PHOTO: The house price curve took a sharp dive from 2017, but was recovering before coronavirus hit. (ABC News)
Experts say a decline in Australian house prices since the beginning of the COVID-19 pandemic is not yet anywhere near as steep as other historic market crashes, but this time there’s little ammunition left to blast the economy — and the real estate industry — out of a trough.
Key points:
- Combined capital city property values were recovering before coronavirus
- There are concerns the pandemic will lead to a protracted downturn
- Values in some cities have so far been relatively unaffected by the virus
The most recent figures show residential property values in Australia declined for the second consecutive month as the impact of the coronavirus pandemic took its toll on the market.
In CoreLogic’s latest home value index national values fell 0.7 per cent in June, following on from a 0.4 per cent decline in May.

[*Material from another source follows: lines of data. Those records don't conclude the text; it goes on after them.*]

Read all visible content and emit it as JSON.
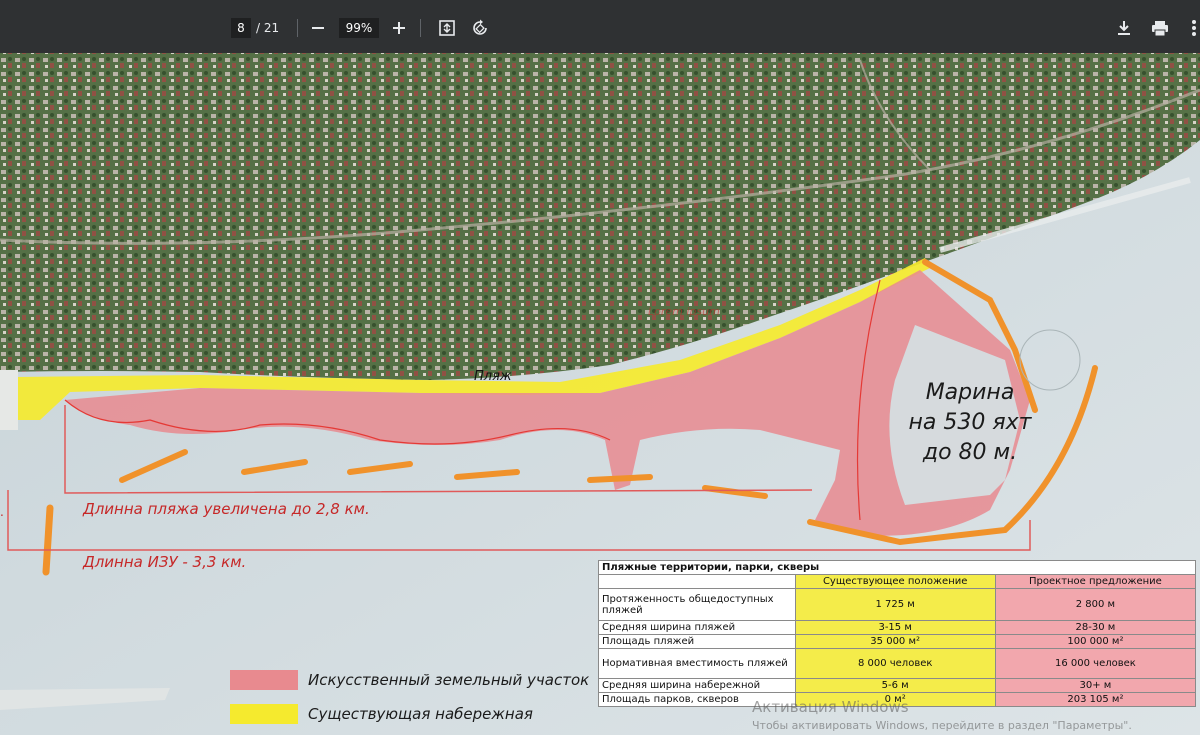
{
  "toolbar": {
    "page_current": "8",
    "page_total": "/ 21",
    "zoom": "99%",
    "icons": [
      "minus-icon",
      "plus-icon",
      "fit-page-icon",
      "rotate-icon",
      "download-icon",
      "print-icon",
      "more-vert-icon"
    ]
  },
  "map": {
    "marina_label": [
      "Марина",
      "на 530 яхт",
      "до 80 м."
    ],
    "beach_label": "Пляж",
    "beach_length_label": "Длинна пляжа увеличена до 2,8 км.",
    "izu_length_label": "Длинна ИЗУ - 3,3 км.",
    "faint_label": "Lorem ipsum",
    "edge_label": "."
  },
  "legend": [
    {
      "label": "Искусственный земельный участок",
      "color": "#e88a8f"
    },
    {
      "label": "Существующая набережная",
      "color": "#f5ea2e"
    }
  ],
  "table": {
    "title": "Пляжные территории, парки, скверы",
    "col_existing": "Существующее положение",
    "col_project": "Проектное предложение",
    "rows": [
      {
        "label": "Протяженность общедоступных пляжей",
        "existing": "1 725 м",
        "project": "2 800 м"
      },
      {
        "label": "Средняя ширина пляжей",
        "existing": "3-15 м",
        "project": "28-30 м"
      },
      {
        "label": "Площадь пляжей",
        "existing": "35 000 м²",
        "project": "100 000 м²"
      },
      {
        "label": "Нормативная вместимость пляжей",
        "existing": "8 000 человек",
        "project": "16 000 человек"
      },
      {
        "label": "Средняя ширина набережной",
        "existing": "5-6 м",
        "project": "30+ м"
      },
      {
        "label": "Площадь парков, скверов",
        "existing": "0 м²",
        "project": "203 105 м²"
      }
    ]
  },
  "watermark": {
    "line1": "Активация Windows",
    "line2": "Чтобы активировать Windows, перейдите в раздел \"Параметры\"."
  },
  "colors": {
    "toolbar_bg": "#2f3133",
    "artificial_land": "#e88a8f",
    "existing_embankment": "#f5ea2e",
    "breakwater": "#f0922b",
    "length_lines": "#e05a5a"
  }
}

However, with the Federal Government currently pouring hundreds of billions of dollars into the economy, home owners will not know for months whether the current decline can be halted, or if it will continue its downwards trajectory once those stimulus measures dry up.
How was the market before COVID-19 hit?
CoreLogic head of research Tim Lawless said the recent market downturn since 2017 was already much larger than previous fluctuations, even before the virus took hold.
The national property market had been in a recovery phase after plunging 10.2 per cent from a peak in 2017, until coronavirus hit.